Ainda hoje persiste, na Escócia, com o nome de Hallow-eve. A informação é de Thomas Bulfinch, em seu The age of fable. O fogo aceso tinha por
finalidade restaurar o vigor do sol que, no hemisfério Norte, parece agonizante
(Jeffrey Burton Hussell). Os cristãos, com o fito de combater a superstição,
inventaram, no dia 1º de novembro, o Dia de Todos os Santos, o All
Saint’ Day. O “fogo sagrado”
continua sendo aceso nas sepulturas onde descansam os corpos de nossos entes
queridos.
***
A escritora e estudiosa dos contos tradicionais, Ana Lúcia
Merege, em seu blog A Estante Mágica de
Ana, abordou, de forma brilhante, o tema no artigo As origens do Halloween.
Nele, Ana cita um emblemático personagem do folclore irlandês, Jack O’ Lantern,
que alguns estudiosos, como Gustavo Barroso, dizem ter origens nos fogos-fátuos,
assim como o nosso Boitatá:
O Halloween tem origem na Irlanda celta, onde, por volta do
século V antes de Cristo, o Verão terminava oficialmente a 31 de Outubro. O
feriado era chamado sow-em, ou
Samhain, e correspondia ao Ano Novo dos Celtas. Nesse dia, acreditava-se que os
espíritos dos mortos voltavam em busca de corpos que pudessem ocupar durante o
ano seguinte. Não querendo (compreensivelmente) abrir mão dos seus, os aldeões
apagavam o fogo em suas casas – a fim de torná-las frias e pouco acolhedoras –
e se vestiam, eles mesmos, como seres maléficos, que faziam ruídos terríveis,
na tentativa de desencorajar o ataque dos fantasmas.

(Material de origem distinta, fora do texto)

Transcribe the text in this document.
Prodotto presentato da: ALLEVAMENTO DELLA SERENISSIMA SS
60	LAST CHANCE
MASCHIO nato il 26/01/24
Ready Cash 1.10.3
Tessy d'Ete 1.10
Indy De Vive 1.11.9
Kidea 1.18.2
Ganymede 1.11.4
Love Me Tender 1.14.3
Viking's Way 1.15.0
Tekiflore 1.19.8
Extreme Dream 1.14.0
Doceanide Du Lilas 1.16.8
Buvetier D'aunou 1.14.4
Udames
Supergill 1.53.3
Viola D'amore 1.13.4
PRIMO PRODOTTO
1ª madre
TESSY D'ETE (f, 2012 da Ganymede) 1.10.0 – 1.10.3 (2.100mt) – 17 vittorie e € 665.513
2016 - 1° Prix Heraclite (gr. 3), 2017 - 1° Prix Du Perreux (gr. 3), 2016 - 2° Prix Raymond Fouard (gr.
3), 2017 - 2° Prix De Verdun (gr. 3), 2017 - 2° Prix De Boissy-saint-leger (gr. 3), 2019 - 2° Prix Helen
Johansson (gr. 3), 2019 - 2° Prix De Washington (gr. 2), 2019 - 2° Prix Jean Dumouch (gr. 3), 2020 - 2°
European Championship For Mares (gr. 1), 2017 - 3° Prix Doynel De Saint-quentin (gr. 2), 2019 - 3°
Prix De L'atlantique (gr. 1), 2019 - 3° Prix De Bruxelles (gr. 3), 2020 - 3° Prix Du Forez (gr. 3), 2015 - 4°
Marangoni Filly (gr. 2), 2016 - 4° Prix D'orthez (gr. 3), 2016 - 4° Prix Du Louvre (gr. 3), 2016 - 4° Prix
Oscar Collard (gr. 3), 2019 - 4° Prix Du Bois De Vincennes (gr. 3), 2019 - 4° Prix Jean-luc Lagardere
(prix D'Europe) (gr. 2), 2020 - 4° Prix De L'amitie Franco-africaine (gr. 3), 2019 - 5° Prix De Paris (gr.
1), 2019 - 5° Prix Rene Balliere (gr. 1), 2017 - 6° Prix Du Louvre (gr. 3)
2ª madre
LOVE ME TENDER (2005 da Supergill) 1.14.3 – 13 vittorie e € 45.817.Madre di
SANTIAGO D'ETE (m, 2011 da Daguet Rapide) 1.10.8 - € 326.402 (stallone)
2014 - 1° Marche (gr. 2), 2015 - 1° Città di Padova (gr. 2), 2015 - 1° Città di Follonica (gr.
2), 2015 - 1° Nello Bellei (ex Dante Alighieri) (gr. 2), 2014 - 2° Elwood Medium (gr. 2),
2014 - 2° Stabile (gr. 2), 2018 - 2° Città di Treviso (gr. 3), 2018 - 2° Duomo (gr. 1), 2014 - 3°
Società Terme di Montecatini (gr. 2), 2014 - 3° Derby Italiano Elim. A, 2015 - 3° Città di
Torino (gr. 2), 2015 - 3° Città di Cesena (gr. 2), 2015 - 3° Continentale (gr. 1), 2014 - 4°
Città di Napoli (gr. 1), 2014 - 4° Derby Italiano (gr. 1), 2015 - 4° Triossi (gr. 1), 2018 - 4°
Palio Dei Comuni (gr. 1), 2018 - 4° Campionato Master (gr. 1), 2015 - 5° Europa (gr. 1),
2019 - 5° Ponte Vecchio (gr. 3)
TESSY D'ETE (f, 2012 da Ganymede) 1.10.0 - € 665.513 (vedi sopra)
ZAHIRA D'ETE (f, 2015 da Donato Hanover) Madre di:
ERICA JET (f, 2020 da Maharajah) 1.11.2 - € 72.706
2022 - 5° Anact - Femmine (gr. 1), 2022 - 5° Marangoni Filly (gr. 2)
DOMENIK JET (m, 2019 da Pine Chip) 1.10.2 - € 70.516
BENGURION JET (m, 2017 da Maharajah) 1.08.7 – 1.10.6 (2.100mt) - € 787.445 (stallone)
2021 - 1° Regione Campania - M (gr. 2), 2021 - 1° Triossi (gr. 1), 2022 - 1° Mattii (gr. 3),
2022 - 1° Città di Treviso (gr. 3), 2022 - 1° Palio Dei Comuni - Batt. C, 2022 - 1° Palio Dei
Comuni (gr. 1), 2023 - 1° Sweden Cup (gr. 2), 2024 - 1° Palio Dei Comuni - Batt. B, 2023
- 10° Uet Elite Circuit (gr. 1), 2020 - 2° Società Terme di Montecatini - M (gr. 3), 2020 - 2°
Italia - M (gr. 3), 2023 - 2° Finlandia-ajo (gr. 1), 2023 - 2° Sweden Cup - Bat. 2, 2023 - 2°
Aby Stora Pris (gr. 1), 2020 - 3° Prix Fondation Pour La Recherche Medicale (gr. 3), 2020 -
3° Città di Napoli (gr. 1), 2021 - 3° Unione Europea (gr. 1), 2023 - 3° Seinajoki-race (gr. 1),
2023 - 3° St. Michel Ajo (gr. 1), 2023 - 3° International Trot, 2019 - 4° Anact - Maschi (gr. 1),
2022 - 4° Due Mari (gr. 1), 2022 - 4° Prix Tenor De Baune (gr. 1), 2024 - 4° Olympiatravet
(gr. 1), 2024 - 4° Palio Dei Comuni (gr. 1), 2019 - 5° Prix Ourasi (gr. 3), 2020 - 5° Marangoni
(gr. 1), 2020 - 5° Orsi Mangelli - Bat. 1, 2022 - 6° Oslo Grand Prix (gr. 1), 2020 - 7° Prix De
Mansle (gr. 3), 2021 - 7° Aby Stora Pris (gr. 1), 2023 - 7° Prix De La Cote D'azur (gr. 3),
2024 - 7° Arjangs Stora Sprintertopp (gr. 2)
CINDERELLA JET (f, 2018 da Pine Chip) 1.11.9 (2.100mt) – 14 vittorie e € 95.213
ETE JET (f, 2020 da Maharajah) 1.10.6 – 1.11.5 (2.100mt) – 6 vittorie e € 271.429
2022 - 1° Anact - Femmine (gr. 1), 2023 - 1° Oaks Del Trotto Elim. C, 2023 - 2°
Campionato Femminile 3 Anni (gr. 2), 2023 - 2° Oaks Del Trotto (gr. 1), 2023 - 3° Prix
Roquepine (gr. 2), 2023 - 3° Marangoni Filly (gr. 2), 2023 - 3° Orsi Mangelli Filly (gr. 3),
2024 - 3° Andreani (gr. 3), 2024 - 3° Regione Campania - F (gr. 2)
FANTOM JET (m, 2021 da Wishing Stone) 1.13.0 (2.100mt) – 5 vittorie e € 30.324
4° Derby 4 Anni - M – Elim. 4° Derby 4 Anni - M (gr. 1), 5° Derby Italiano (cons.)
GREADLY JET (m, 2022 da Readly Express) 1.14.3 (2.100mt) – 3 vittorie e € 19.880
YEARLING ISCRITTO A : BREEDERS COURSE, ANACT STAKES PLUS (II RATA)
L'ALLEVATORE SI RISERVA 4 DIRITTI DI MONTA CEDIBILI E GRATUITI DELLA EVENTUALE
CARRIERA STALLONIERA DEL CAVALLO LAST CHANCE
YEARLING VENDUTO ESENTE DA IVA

Os romanos que ocuparam o território celta adotaram as
práticas, mas, no primeiro século de nossa era, o Samhain foi integrado às
celebrações em honra de Pomona, a deusa latina dos pomares e colheitas. Mais
tarde, quando o mundo romano se tornou cristão, os festejos se incorporaram aos
ritos populares ligados ao Dia de Todos os Santos, em Inglês All Hollows Day, cuja véspera – All Hollows Eve, de onde vem o
termo Halloween – era tradicionalmente o dia em que os mortos e as
bruxas ficavam à solta.
A prática do “trick or treat” que vemos (já bastante
edulcorada) nos filmes americanos vem de uma tradição que remonta ao século IX,
chamada souling nas Ilhas Britânicas.
De acordo com essa tradição, na noite de Halloween os jovens percorriam as
casas de sua cidade ou aldeia pedindo contribuições – dinheiro, mas
principalmente tortas e bolos – em troca das quais rezariam em intenção das
almas dos mortos. O costume de se vingar dos que se negassem a contribuir deve
ter surgido quase simultaneamente – e, conhecendo a cultura medieval, pode-se
imaginar a que tipo de “travessura” estavam sujeitos os incautos que ousassem
desafiar os jovens bruxos e duendes!)
Já o Jack O´Lantern – ou Jack da Lanterna – pertence
originalmente ao folclore irlandês. Trata-se de um espertalhão que, tendo
conseguido enganar o Diabo, não foi por este admitido no Inferno quando morreu,
mas que também não tinha merecimento suficiente para entrar no Paraíso. Assim,
ele é obrigado a vagar entre os dois mundos, iluminando seu caminho com uma
brasa. Para que ela não se apague, Jack a carrega dentro de um nabo. Sim, isso
mesmo: um nabo, não uma abóbora. A abóbora foi uma adaptação feita por aqueles
irlandeses que, durante a Fome da Batata (por volta de 1840), migraram para a
América do Norte, ali introduzindo o Halloween... que ganhou contornos locais,
entre os quais a substituição do nabo pela abóbora nativa.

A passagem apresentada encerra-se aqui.